Six jeunes mères s’investissent

Six jeunes mères s’investissent

Purzelzwärg est synonyme de nouvelle vie au Lötschental.

La meilleure des assurances vie pour une vallée de montagne ce sont les jeunes familles. Or, pour éviter qu’elles n’émigrent, des infrastructures adéquates sont indispensables. Six jeunes femmes du Lötschental ont créé une structure d’accueil pour enfants en bas âge.

Les larmes sont malheureusement toujours au rendez-vous. Alors que la plupart des enfants sont déjà en train de jouer à l’intérieur, au vestiaire, le petit Samuel s’accroche aux jambes de sa maman et ne veut pas la lâcher. «Cela va déjà mieux qu’au début, mais la partie n’est pas encore gagnée!», dit Nadja Bellwald en souriant. Un drame de courte durée. Deux minutes plus tard, Samuel est assis avec treize autres enfants et chante la chanson du Purzelzwärg. «Purzelzwärg, c’est le nom adopté par cet espace jeu du Lötschental. S’il a vu le jour, c’est grâce à l’initiative de six jeunes mères, dont Nadja Bellwald. Pour elle, il allait de soi de mettre ses trois enfants dans un espace jeu avant le jardin d’enfants. «Cela fait du bien aux petits d’être en contact avec des enfants de leur âge et pas uniquement avec leur maman, leur papa et leurs frères et sœurs. Or l’espace jeu le plus proche se trouvait à Niedergesteln, à vingt minutes de voiture. «Cela faisait un bout de temps que je me disais qu’il nous faudrait dans la vallée une structure d’accueil pour les tout petits», commente Nadja.

«Tout feu tout flamme»

Elle se renseigna donc sur les conditions pour l’exploitation d’une telle structure d’accueil. Et il s’avéra que sa formation pédagogique de jardinière d’enfants et de maîtresse d’école primaire répondait aux exigences. Elle empoigna donc immédiatement le téléphone et appela les jeunes mères de son cercle d’amies. Nadja: «Chacune d’elle a tout de suite été tout feu tout flamme pour cette idée.»
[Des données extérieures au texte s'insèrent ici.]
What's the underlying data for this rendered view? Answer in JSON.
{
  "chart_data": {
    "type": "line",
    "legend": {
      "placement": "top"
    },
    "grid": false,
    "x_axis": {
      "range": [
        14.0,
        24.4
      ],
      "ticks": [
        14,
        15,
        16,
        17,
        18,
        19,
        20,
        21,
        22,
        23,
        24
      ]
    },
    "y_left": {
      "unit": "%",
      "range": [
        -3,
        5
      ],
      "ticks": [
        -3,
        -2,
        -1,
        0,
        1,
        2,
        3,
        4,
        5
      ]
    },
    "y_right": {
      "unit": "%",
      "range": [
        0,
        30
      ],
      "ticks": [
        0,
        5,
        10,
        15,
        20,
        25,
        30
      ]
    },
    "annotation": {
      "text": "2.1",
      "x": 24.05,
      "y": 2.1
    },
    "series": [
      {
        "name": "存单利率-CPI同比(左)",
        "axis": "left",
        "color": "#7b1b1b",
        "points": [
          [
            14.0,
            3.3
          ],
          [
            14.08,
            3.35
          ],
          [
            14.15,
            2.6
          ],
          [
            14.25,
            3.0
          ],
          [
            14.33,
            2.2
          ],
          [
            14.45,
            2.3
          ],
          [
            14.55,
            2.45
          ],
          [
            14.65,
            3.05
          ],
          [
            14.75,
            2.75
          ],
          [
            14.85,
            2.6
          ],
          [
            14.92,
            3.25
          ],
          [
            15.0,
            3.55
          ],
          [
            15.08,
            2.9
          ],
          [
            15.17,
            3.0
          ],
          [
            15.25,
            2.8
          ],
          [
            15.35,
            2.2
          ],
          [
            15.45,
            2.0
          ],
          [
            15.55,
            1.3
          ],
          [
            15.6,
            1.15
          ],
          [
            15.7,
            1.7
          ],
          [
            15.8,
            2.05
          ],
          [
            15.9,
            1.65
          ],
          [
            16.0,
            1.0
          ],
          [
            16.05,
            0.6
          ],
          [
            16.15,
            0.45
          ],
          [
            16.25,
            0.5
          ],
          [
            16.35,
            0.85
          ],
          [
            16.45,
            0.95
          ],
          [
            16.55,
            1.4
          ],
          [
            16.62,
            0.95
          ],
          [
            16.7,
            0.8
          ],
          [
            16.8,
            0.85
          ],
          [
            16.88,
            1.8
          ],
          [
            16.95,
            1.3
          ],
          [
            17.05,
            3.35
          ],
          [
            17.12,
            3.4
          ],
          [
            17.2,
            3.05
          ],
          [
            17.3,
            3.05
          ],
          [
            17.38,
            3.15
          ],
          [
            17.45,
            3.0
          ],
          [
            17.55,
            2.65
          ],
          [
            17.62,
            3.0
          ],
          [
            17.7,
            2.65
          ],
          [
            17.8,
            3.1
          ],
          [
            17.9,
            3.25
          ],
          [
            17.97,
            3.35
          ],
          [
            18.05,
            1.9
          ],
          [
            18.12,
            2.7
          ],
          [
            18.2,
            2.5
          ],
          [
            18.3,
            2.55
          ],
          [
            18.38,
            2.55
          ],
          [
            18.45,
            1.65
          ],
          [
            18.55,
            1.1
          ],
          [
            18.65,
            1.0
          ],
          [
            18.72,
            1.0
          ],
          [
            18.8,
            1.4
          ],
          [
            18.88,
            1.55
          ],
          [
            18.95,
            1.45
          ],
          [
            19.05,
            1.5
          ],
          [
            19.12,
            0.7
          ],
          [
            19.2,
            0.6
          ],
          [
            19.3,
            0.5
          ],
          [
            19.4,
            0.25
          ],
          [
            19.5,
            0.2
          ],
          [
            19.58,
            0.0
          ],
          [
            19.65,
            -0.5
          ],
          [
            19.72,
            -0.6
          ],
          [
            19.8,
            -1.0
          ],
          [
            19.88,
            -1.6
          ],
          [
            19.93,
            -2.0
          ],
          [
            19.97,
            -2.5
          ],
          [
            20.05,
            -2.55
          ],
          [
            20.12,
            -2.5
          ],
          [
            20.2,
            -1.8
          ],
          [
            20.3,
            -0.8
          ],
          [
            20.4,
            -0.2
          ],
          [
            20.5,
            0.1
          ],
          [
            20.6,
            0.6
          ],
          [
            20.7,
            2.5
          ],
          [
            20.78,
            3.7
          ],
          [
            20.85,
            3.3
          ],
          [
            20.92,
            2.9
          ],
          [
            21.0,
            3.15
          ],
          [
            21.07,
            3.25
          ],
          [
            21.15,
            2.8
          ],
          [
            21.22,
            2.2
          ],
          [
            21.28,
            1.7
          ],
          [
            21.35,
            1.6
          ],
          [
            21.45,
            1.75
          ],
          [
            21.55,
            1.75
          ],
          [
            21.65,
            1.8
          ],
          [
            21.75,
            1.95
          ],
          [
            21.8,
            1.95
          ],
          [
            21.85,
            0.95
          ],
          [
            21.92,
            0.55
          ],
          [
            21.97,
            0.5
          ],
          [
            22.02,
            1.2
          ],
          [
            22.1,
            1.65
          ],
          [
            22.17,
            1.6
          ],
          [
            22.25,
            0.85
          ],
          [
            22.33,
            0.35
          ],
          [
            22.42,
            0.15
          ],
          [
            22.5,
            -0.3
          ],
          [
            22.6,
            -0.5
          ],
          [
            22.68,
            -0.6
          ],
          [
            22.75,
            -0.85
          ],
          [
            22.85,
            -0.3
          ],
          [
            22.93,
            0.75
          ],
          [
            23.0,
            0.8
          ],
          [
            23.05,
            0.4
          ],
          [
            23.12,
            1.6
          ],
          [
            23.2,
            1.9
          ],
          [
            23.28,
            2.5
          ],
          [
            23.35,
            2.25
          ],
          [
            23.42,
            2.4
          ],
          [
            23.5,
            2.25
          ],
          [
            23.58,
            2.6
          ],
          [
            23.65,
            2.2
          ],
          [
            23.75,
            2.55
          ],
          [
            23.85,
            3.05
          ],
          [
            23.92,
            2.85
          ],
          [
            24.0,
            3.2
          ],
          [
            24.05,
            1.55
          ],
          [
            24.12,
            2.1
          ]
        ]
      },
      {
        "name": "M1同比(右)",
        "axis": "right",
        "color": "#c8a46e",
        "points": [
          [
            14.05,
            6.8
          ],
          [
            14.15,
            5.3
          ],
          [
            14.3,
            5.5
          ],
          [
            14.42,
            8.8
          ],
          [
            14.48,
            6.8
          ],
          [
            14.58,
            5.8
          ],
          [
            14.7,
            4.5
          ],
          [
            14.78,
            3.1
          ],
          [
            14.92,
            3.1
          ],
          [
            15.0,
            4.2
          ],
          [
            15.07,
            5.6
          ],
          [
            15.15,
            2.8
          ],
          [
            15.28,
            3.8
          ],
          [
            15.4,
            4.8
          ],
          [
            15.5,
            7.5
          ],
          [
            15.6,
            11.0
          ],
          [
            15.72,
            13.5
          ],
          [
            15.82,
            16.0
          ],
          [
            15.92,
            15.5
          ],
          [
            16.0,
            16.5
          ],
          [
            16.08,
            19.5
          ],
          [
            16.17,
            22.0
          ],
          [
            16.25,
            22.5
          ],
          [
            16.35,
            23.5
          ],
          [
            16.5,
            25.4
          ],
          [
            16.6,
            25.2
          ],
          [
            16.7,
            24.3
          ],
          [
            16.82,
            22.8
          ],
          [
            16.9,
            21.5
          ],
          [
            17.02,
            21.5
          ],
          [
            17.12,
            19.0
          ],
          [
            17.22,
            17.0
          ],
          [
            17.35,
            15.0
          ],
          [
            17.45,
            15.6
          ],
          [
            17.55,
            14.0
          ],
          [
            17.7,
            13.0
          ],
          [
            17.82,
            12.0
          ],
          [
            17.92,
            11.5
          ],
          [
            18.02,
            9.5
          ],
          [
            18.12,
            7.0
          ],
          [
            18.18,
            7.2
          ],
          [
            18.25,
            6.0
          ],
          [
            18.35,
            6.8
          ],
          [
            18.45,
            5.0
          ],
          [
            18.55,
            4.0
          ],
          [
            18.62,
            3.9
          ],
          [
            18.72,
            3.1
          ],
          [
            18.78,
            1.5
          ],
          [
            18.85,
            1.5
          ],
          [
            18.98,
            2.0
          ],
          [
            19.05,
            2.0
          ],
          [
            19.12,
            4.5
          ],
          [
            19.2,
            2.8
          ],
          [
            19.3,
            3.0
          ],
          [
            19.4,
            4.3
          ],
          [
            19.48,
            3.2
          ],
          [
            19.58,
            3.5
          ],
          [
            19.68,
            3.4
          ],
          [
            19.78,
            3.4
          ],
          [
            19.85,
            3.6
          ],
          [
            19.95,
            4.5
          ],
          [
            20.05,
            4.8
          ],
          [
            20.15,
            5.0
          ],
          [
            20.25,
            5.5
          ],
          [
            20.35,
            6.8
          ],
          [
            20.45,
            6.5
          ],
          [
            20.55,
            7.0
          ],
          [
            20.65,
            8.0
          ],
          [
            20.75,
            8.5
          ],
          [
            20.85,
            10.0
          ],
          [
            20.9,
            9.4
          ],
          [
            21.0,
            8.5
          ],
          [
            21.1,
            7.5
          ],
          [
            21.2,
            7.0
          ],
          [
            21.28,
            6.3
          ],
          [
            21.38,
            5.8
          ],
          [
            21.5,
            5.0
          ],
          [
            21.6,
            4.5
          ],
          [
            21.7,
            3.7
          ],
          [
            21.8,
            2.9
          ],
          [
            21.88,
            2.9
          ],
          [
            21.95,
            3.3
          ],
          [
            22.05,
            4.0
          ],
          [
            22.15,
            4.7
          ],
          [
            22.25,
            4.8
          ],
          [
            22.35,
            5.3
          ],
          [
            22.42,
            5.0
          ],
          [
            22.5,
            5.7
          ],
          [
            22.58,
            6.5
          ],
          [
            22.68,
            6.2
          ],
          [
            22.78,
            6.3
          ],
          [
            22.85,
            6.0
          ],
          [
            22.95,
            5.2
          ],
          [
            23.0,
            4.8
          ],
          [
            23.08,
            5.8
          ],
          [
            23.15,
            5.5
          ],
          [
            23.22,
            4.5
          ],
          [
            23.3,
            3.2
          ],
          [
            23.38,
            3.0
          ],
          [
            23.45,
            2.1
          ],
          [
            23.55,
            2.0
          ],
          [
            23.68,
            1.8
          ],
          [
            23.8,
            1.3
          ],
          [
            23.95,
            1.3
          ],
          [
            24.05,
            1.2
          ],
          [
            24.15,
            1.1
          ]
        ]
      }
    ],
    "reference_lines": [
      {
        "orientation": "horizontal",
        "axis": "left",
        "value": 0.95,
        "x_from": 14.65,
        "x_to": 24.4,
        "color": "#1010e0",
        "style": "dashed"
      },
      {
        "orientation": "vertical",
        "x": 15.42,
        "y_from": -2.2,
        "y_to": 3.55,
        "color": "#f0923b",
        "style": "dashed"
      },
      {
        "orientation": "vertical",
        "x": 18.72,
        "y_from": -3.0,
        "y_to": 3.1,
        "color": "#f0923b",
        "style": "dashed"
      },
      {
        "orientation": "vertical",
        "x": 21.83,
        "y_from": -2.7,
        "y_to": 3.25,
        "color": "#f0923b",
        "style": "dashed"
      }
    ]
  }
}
C’était en février. Six mois plus tard, le projet «Purzelzwärg» devenait réalité. Nadja Bellwald et ses collègues Julia Rieder, Caroline Erbetta, Cordula Ritler, Anna Ritler et Chantal Werlen créèrent une association. Elles écrivirent aux parents de la vallée et firent de la publicité. Elles négocièrent ensuite avec les quatre communes de la vallée et obtinrent un soutien financier et moral pour leur entreprise ainsi qu’une salle dans l’ancien bâtiment scolaire de Ferden. Elles y ont remis les locaux au goût du jour et repeint les murs en couleur. Il ne leur manquait plus que des meubles adéquats, des livres et quelques jouets.

Le projet en bref

  • Garderie
  • Aménagement d’une garderie
  • Ferden/VS

Mais, travail bénévole et engagement avaient leurs limites. L’espace jeu nouvellement créé ne disposait d’aucunes ressources financières. Les jeunes femmes s’adressèrent donc à l’Aide Suisse aux Montagnards. Alois Arnold, expert bénévole, examina le projet et estima qu’un soutien était souhaitable. «Une telle initiative est positive car elle contribue à ce que les jeunes familles avec enfants restent vivre dans la vallée. Une vallée de montagne dans laquelle il n’y a plus d’enfants n’a pas d’avenir», commente-t-il.

La demande est importante

«Nous sommes extrêmement reconnaissantes à l’Aide Suisse aux Montagnards pour son soutien qui nous a permis de ne pas faire les choses à moitié. Nous avons même pu commander chez un menuisier une petite tour de jeu avec un to­boggan que les enfants adorent», dit Nadja Bellwald. Et ce ne sont pas seulement les enfants qui sont ravis, mais aussi les parents. Francine Rieder n’a quant à elle pas hésité longtemps avant d’envoyer sa fille à l’espace jeu. Avant, je devais toujours conduire mes deux enfants plus âgés dans la vallée et perdais chaque fois une demi-journée. Maintenant, avec le car postal, je suis ici en cinq minutes.» Tout comme elle, nombreux sont les parents dans le Lötschental qui approuvent ce projet. Après la première année déjà, plus de la moitié des enfants en bas âge vont à l’espace jeu. «Ce succès nous fait énormément plaisir et nous remplit de fierté», dit Nadja Bellwald. Mais les enfants aussi sont fiers! «Je suis maintenant un ‹Purzelzwärg›», déclare Anouk d’un ton très convainquant.